I got up this morning experiencing a sense of déjà vu that sent me looking for my bound volume of all the campus newspapers from my senior year in college—1969-1970. I was editor-in-chief that year, so there’s a lot of me on those pages, from editorial decisions about what got covered and what went on the front page to editorial statements (many, in retrospect, rather outrageous!) about everything that was going on that year.

There was a lot going on. There was a Moratorium declared in opposition to the Vietnam War. On December 2, 1969, there was the infamous draft lottery. We put out a special issue on the environment in March of 1970. There was also the Texas Pop Festival and skinny dippers in Turtle Creek. But I think what prompted my déjà vu was the memory of our black students’ association (yes, we had one at SMU) and the list of demands they drew up and how meticulously we tried to cover them in the student newspaper. We got criticism for that.

The previous year, in May of 1968, I had submitted a term paper in which I cited numerous political theorists and a few black activists. The paper concluded that white America had long since declared war on black Americans and that black people had every right to fight back, including with violence. I quoted extensively from James Baldwin and even included one citation of Stokely Carmichael’s writings.

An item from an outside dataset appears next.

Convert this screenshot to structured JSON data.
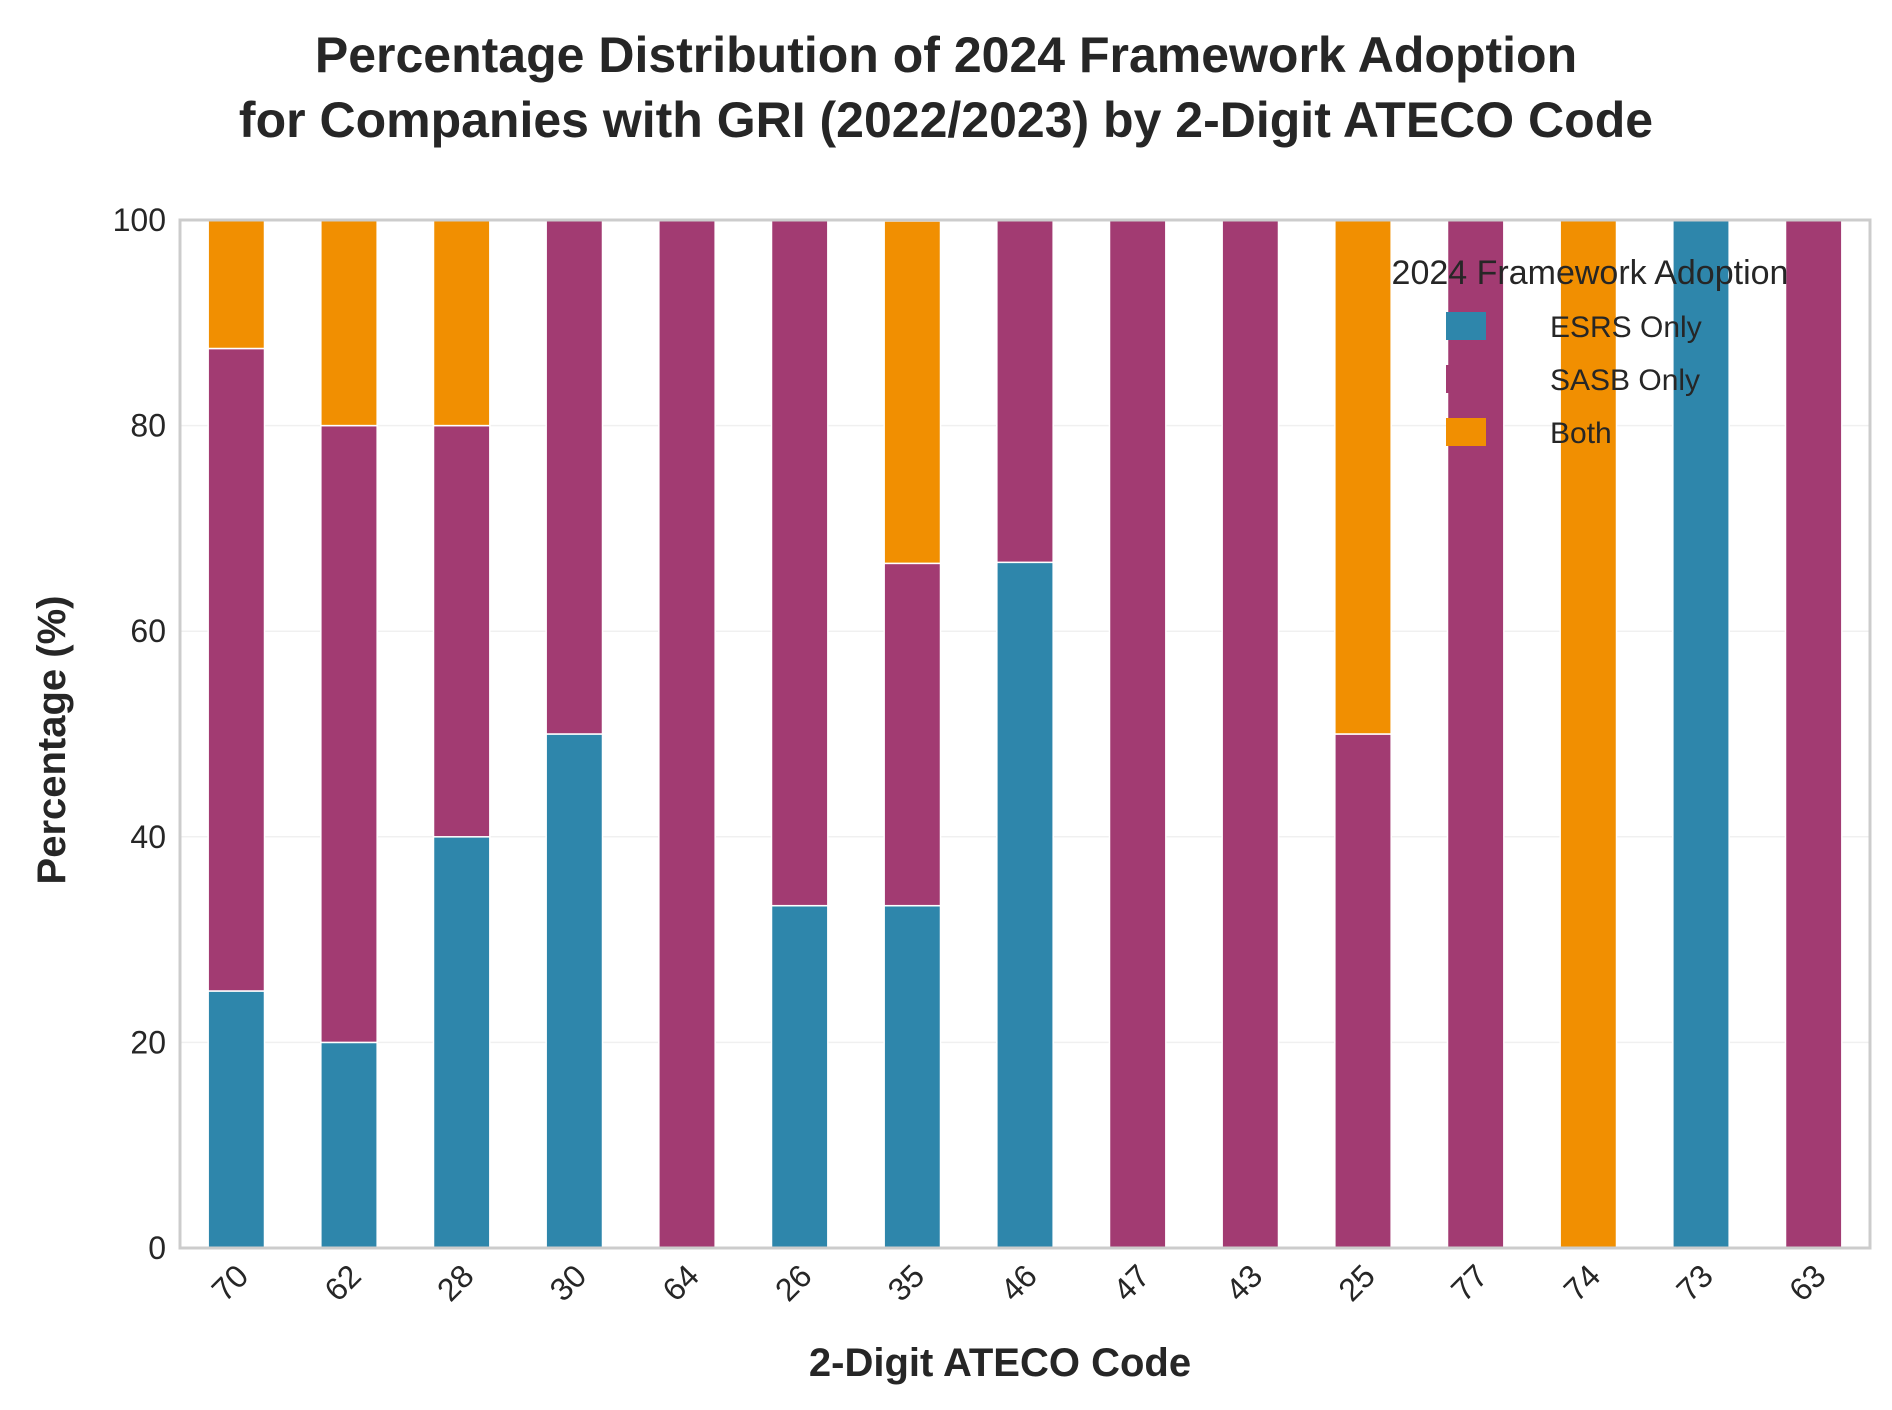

There had been repeated riots through the 1960s. We may have thought that the Civil Rights Act and school integration and a few other achievements would fix things. More recently, we may have thought that having a black President would fix things.

Nothing has been fixed. The past decade has seen a vicious resurgence of (never dormant) white supremacy with its constant toxic handmaiden, white privilege. And black people and other people of color have had enough. The current pandemic has revealed the deadly extent of existing economic and healthcare inequalities. The murder of George Floyd forced us to see what we haven’t wanted to see: The heritage of slavery and Jim Crow are with us still.

When people time after time are pushed to the brink, when they ask for and then beg for and then demand change and nothing changes, eventually something explodes.

When it’s a gas fire, you don’t just spray water. You turn off the gas. And until we address the very real structural inequalities that exist within our society, we’re going to keep having explosions. Maybe even some big ones.